ParkerVision introduces a "green transmitter" technology for RF modem applications.
ParkerVision integrates the transmitter and power amplifier functions into a single unified system that is configured to achieve the highest efficiency on the market. Control signals are created from baseband data, enabling ParkerVision's nonlinear transmitter technology to create accurate, complex RF waveforms at the desired output level without additional amplification. The agile technology supports all modulated waveforms for any standard, including GSM, EDGE, CDMA, WCDMA, HSUPA, LTE, or TD-SCDMA. The system operates the entire transmit chain in the most efficient state on an instantaneous basis. Handset designers no longer must choose between performance and battery life, while benefiting from reduced heat and enhanced reliability.
ParkerVision pioneered direct-conversion RF receiver technologies using energy-sampling technologies.
At one time, super-heterodyne technology was the mainstay for handset receivers. High performance was achieved through multiple down-conversion steps using conventional mixers that required high L.O. power levels for the desired sensitivity and linearity. This approach was impractical for low-power-CMOS applications, then, and for the highly integrated, deep submicron CMOS transceivers and SoCs, which are found in todays wireless devices.
ParkerVision created a fundamental shift in RF signal processing. Using RF energy sampling technologies, it was first to develop a practical, matched-filter correlator for frequency down-conversion. The technologies provide the highest sensitivity, bandwidth and dynamic range that are available for direct-conversion receivers, in addition to benefits in selectivity and rejection of interference. These benefits are enhanced by eliminating RF signal division between I and Q paths, which result in lower power consumption and better demodulation accuracy.
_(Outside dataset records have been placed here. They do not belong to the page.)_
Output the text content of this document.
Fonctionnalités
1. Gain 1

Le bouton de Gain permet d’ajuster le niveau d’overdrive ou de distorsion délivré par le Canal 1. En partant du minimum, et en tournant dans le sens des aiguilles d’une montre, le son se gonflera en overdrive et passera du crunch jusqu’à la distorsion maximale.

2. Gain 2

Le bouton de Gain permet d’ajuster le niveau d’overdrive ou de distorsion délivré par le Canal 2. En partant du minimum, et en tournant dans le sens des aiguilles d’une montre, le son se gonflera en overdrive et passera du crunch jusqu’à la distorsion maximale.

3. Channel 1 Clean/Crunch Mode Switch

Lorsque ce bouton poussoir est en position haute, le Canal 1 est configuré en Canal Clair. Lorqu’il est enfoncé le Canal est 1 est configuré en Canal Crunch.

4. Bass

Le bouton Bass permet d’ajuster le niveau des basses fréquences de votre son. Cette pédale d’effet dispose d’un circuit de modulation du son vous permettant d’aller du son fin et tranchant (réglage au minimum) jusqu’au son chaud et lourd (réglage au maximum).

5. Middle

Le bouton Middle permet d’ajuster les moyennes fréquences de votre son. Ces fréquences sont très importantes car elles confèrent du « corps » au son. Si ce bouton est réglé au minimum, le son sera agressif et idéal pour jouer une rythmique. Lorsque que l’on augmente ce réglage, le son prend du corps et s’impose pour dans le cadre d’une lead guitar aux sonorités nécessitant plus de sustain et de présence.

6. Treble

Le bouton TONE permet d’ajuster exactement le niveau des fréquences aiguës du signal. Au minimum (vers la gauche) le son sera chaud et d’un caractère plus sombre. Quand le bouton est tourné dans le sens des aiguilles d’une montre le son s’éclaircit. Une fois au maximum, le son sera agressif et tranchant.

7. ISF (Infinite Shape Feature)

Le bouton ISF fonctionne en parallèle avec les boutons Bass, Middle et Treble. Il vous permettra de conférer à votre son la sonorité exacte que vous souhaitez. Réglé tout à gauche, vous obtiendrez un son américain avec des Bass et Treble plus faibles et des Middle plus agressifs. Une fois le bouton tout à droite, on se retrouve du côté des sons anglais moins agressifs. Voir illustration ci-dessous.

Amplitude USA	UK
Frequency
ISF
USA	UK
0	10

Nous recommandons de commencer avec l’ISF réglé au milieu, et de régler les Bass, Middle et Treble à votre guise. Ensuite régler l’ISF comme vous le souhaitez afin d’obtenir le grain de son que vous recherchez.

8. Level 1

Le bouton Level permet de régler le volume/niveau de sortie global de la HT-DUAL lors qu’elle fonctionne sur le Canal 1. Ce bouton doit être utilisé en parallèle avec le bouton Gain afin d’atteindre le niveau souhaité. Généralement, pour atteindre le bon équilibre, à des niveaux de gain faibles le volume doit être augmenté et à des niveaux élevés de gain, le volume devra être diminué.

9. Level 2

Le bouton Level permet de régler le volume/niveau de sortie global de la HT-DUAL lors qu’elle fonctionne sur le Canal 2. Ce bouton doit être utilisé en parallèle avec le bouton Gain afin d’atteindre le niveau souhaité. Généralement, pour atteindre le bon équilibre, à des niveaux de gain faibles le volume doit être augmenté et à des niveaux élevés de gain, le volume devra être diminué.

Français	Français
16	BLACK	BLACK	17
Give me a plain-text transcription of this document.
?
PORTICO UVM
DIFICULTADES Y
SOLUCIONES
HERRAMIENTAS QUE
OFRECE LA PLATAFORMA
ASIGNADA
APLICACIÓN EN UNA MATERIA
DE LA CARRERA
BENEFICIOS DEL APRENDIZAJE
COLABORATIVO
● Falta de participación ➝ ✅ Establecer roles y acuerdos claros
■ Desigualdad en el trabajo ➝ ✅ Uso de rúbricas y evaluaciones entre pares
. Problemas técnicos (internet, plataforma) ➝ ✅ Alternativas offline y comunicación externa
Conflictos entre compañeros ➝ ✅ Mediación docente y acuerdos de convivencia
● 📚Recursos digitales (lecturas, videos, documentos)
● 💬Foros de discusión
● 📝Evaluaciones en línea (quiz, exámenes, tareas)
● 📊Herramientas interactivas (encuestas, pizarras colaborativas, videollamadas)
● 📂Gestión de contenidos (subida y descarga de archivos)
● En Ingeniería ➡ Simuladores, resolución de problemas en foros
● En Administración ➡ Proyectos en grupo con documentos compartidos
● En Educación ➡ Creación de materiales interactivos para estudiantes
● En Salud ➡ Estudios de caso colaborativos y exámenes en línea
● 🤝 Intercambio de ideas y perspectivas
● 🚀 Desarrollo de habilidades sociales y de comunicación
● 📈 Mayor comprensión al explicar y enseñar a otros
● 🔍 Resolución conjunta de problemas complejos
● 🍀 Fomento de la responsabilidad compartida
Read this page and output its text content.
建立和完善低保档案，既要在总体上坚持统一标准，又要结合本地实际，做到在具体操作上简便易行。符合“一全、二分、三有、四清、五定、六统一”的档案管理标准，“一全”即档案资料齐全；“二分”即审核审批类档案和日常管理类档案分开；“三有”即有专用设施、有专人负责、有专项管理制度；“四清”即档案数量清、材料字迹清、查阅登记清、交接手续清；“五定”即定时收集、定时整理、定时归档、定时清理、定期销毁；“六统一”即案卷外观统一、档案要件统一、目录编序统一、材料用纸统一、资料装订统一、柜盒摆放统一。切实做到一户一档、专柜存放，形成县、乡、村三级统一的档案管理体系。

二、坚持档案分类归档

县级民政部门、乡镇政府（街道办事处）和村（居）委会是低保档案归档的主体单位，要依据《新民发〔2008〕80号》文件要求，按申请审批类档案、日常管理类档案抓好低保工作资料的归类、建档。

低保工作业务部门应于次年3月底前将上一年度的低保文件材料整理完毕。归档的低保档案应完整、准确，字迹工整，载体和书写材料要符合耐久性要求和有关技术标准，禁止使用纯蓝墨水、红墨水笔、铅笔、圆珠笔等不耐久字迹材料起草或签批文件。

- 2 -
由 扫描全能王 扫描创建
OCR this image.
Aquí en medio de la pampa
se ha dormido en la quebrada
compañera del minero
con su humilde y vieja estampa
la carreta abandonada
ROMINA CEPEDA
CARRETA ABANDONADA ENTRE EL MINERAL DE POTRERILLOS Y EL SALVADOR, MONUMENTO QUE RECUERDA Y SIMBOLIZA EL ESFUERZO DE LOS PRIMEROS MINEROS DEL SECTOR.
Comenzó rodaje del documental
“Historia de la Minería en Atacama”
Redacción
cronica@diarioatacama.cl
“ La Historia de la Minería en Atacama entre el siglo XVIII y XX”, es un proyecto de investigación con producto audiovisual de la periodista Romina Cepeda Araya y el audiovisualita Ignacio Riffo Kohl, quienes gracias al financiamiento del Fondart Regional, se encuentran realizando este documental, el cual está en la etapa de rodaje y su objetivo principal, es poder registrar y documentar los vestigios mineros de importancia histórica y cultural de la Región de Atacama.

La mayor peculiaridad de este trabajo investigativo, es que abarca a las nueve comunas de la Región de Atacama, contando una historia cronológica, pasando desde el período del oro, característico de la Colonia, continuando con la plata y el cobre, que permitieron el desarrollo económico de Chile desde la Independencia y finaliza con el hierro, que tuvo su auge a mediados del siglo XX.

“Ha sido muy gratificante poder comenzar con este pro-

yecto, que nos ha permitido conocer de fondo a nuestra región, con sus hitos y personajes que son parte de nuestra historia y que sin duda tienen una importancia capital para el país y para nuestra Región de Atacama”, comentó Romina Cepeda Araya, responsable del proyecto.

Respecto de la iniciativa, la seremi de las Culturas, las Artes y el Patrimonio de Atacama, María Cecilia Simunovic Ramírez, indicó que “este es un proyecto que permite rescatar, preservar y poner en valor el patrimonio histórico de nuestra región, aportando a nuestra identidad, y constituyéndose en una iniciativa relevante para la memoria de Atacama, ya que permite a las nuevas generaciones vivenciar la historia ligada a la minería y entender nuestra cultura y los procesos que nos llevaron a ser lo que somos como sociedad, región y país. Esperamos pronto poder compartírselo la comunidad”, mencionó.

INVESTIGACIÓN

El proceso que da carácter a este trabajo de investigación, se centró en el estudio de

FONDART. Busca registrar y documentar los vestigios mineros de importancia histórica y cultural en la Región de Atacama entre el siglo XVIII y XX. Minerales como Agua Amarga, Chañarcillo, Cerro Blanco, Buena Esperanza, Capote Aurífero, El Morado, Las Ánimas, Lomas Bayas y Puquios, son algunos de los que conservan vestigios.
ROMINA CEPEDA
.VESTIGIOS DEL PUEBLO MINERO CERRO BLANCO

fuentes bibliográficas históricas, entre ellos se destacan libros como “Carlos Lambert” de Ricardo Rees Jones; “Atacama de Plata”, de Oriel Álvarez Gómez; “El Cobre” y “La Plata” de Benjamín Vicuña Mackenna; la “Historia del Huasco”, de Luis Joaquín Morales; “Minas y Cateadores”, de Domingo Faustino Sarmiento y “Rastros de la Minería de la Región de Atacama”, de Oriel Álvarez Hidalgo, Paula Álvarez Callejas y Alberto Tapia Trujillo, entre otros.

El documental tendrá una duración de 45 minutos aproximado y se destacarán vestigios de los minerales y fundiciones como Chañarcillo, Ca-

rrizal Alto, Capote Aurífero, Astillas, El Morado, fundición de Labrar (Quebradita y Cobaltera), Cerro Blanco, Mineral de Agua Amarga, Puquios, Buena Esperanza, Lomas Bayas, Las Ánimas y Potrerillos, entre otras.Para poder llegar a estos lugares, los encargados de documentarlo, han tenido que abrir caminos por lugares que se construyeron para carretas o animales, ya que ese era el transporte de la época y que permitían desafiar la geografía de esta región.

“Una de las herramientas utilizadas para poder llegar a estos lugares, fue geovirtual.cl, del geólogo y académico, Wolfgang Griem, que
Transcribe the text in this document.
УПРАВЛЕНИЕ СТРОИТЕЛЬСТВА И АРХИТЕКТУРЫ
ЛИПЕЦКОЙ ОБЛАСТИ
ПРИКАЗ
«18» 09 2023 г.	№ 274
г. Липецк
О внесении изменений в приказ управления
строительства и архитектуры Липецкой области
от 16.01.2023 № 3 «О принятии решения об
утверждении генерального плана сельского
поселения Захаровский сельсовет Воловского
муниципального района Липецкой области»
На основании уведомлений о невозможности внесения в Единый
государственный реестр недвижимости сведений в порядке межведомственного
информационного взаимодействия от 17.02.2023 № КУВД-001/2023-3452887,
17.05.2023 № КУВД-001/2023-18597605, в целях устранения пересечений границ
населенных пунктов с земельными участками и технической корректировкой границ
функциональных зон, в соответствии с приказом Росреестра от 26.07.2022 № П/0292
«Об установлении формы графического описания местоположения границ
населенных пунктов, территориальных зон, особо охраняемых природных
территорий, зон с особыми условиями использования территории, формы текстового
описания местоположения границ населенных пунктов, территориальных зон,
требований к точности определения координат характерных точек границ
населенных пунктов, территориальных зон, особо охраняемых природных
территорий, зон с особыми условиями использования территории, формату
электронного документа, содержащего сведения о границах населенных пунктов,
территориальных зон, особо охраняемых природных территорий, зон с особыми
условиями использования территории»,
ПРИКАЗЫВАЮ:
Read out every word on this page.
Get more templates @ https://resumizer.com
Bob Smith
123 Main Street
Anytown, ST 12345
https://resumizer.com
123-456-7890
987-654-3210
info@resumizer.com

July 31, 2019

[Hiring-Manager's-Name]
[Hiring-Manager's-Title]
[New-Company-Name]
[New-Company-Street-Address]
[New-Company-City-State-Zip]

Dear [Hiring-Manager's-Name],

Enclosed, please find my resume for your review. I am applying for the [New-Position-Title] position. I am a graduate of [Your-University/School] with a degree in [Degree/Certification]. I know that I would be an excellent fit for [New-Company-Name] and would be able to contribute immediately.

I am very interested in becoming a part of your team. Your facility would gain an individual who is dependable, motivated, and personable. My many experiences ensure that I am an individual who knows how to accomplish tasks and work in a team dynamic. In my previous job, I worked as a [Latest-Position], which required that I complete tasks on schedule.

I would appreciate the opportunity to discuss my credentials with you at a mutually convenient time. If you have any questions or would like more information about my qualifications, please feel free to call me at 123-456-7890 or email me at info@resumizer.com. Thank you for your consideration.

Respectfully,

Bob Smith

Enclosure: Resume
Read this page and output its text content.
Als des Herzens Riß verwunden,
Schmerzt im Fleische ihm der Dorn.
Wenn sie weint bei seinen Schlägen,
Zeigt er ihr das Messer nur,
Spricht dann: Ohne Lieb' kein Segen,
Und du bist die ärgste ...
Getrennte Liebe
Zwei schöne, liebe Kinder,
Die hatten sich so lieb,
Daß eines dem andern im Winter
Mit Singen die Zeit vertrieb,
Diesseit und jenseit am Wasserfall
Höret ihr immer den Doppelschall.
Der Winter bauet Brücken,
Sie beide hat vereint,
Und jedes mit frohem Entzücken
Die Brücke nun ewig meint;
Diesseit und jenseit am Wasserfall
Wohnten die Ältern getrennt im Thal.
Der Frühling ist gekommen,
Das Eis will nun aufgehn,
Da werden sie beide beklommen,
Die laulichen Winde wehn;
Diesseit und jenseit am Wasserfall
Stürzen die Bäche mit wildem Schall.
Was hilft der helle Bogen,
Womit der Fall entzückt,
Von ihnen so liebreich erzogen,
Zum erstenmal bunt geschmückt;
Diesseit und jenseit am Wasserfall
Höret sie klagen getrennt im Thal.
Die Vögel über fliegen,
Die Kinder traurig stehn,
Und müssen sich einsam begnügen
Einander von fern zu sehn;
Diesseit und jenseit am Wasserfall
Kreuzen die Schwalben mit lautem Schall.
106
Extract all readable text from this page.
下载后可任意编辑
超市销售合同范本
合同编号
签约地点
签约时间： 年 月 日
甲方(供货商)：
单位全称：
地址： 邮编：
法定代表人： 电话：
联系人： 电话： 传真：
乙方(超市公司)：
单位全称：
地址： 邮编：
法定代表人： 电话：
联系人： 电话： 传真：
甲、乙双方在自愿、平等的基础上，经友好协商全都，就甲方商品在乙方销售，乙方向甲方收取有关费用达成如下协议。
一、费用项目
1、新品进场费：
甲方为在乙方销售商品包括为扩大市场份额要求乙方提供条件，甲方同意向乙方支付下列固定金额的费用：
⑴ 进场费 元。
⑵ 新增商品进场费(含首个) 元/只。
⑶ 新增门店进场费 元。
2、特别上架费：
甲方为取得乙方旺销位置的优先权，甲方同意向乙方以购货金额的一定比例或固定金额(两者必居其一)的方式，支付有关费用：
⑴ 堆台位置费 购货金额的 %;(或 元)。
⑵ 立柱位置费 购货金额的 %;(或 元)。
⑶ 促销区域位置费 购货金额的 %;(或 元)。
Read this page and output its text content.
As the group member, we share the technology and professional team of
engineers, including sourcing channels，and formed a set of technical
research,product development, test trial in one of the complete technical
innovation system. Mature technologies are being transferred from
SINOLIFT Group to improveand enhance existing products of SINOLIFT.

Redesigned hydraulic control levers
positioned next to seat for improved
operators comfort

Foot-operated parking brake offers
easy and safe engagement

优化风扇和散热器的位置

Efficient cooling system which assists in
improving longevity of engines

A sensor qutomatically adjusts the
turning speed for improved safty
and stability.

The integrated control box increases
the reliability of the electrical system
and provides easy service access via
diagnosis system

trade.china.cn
Better still, the technology has been proven to be compact and cost effective in CMOS technology. The technology enables multimode receivers to be implemented in ever-decreasing CMOS geometries and voltage levels, while facilitating ever-increasing levels of functional integration. By reducing redundancy, silicon area shrinks. By improving dynamic range, fewer resonant structures and external SAW or BAW filters are required. Now, the technology is being applied to a wide range of applications, including handsets, embedded modems, and tablets, that must accommodate various combinations of GSM, EDGE, CDMA, UMTS, TD-CDMA, and LTE standards.